By Kate Jordan
(TORONTO, ON) – On the one year anniversary of the last coal plant closure in Ontario, the release of the 2013 Air Quality in Ontario report confirms that the province’s air quality has improved significantly over the past 10 years. Levels of pollutants and greenhouse gas pollution continue to decrease. Eliminating coal to generate electricity is equivalent to taking seven million cars off the road.
The report demonstrates that government action, such as eliminating dirty coal power, setting emissions controls at smelters, and mandating emissions trading of nitrogen oxides, is working to reduce greenhouse gas pollution and the airborne pollutants that are harmful to human health and the environment.

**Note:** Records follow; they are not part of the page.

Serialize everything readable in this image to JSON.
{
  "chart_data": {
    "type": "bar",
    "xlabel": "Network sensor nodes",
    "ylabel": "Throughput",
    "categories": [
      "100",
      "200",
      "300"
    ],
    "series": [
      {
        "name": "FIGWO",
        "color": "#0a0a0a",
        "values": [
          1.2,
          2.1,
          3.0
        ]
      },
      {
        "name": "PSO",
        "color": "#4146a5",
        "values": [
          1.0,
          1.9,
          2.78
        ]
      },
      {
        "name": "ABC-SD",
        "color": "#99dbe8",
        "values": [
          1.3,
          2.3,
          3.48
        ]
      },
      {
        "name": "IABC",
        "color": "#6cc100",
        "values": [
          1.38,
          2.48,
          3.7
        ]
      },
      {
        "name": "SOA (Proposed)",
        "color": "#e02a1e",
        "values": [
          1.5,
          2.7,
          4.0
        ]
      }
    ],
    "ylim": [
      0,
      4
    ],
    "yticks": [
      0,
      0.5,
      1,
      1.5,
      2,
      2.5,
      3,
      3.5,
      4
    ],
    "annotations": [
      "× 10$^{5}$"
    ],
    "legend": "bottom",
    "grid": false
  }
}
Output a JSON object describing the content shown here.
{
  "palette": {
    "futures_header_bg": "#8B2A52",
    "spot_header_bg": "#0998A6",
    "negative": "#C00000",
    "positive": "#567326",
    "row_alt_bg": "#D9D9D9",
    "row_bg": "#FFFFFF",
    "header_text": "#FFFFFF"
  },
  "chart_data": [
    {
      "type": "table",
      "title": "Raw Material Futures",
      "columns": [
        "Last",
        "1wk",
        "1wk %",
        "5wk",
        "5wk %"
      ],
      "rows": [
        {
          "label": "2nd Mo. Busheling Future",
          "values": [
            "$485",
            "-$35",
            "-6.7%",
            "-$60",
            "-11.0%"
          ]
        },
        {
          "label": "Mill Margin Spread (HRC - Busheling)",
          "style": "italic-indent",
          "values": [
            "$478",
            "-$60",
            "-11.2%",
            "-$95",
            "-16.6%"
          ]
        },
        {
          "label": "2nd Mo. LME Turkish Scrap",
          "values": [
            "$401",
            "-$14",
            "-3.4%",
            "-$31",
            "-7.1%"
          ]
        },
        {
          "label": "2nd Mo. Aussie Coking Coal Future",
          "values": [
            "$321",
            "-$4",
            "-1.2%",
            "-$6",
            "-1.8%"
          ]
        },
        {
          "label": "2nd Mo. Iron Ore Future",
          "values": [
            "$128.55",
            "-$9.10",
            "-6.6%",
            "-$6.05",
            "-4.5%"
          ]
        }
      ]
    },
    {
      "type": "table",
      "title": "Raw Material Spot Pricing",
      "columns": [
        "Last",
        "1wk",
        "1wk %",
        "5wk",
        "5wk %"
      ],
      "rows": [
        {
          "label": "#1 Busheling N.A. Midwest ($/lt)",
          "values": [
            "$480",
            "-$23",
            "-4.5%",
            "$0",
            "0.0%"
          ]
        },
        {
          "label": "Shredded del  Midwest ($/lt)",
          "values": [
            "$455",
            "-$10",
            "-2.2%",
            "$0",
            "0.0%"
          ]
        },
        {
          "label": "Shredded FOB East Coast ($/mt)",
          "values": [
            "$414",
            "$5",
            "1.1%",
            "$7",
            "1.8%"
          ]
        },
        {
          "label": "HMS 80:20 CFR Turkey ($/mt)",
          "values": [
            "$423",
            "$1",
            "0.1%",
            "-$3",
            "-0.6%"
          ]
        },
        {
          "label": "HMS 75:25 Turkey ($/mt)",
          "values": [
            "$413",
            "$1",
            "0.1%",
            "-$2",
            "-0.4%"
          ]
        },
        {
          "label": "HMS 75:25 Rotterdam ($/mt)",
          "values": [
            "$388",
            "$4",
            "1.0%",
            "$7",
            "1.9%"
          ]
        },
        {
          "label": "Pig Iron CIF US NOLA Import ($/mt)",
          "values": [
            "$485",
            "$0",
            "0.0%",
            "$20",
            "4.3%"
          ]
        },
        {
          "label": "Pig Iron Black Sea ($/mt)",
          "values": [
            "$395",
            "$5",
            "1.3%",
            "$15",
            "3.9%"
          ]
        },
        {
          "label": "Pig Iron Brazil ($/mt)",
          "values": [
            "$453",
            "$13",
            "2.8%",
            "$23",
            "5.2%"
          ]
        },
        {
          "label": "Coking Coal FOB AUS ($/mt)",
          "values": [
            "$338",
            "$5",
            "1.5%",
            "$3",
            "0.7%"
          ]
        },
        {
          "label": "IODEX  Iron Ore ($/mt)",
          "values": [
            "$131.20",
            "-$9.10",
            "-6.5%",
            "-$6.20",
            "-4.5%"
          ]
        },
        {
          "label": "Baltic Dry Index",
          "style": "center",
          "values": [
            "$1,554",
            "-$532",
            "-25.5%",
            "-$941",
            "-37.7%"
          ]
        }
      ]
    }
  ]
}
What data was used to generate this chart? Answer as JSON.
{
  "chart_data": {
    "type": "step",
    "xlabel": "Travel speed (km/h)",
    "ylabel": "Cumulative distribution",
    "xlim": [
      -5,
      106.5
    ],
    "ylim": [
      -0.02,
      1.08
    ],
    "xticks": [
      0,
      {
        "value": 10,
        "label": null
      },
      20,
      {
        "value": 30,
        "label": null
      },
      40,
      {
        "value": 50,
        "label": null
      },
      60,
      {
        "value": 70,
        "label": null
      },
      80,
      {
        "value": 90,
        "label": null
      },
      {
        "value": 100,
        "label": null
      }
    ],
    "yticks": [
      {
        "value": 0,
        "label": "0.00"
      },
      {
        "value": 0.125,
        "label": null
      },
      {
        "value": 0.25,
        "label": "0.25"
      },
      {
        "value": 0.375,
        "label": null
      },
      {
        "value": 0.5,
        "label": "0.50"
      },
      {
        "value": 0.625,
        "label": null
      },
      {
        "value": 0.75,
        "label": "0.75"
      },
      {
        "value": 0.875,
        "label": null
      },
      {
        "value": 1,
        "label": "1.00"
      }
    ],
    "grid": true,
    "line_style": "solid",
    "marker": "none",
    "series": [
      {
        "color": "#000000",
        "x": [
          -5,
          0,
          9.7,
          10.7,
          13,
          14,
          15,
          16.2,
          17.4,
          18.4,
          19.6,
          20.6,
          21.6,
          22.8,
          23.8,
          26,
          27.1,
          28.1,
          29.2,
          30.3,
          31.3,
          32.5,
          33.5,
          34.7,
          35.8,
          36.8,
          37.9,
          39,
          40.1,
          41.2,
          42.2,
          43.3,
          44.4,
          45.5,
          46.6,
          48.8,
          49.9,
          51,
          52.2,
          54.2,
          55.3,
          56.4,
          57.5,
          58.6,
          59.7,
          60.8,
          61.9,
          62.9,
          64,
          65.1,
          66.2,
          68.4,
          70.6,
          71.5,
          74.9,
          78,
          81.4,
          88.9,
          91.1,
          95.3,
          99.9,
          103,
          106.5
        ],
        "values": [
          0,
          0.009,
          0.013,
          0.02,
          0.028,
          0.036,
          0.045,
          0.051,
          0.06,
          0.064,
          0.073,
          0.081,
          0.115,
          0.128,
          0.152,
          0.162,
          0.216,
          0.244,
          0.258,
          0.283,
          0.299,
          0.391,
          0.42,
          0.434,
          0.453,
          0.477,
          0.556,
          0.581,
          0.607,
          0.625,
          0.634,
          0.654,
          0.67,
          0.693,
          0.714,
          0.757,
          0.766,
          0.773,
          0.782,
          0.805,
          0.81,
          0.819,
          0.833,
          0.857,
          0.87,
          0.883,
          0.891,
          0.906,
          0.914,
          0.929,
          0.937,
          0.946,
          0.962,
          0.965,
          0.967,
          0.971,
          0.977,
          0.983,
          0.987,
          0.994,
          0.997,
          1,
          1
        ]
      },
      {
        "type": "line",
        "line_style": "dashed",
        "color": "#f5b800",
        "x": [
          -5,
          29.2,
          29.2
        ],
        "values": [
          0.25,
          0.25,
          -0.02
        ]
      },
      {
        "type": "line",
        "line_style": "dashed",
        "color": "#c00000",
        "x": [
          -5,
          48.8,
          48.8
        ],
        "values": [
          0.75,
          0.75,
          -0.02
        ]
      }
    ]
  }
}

“Today’s report confirms that Ontario’s actions have resulted in fewer smog days and cleaner air,” said Glen Murray, Minister of the Environment and Climate Change. “Reducing emissions of greenhouse gas pollution and other harmful pollutants improves our air quality and helps fight climate change.”
For the first time in 20 years, no smog advisories were issued due to high levels of ozone in Ontario. Air quality measurements fell into the good or very good category for 94 per cent of the year. Additionally, regular readings from all 40 Air Quality Index Stations across the province met Ontario’s air standards for levels of nitrogen dioxide, carbon monoxide and sulphur dioxide.
Earlier this week, Ontario took another step in the fight against climate change by announcing its intent to join with California, Quebec, and other governments to further protect the air by reducing greenhouse gas pollution through cap and trade.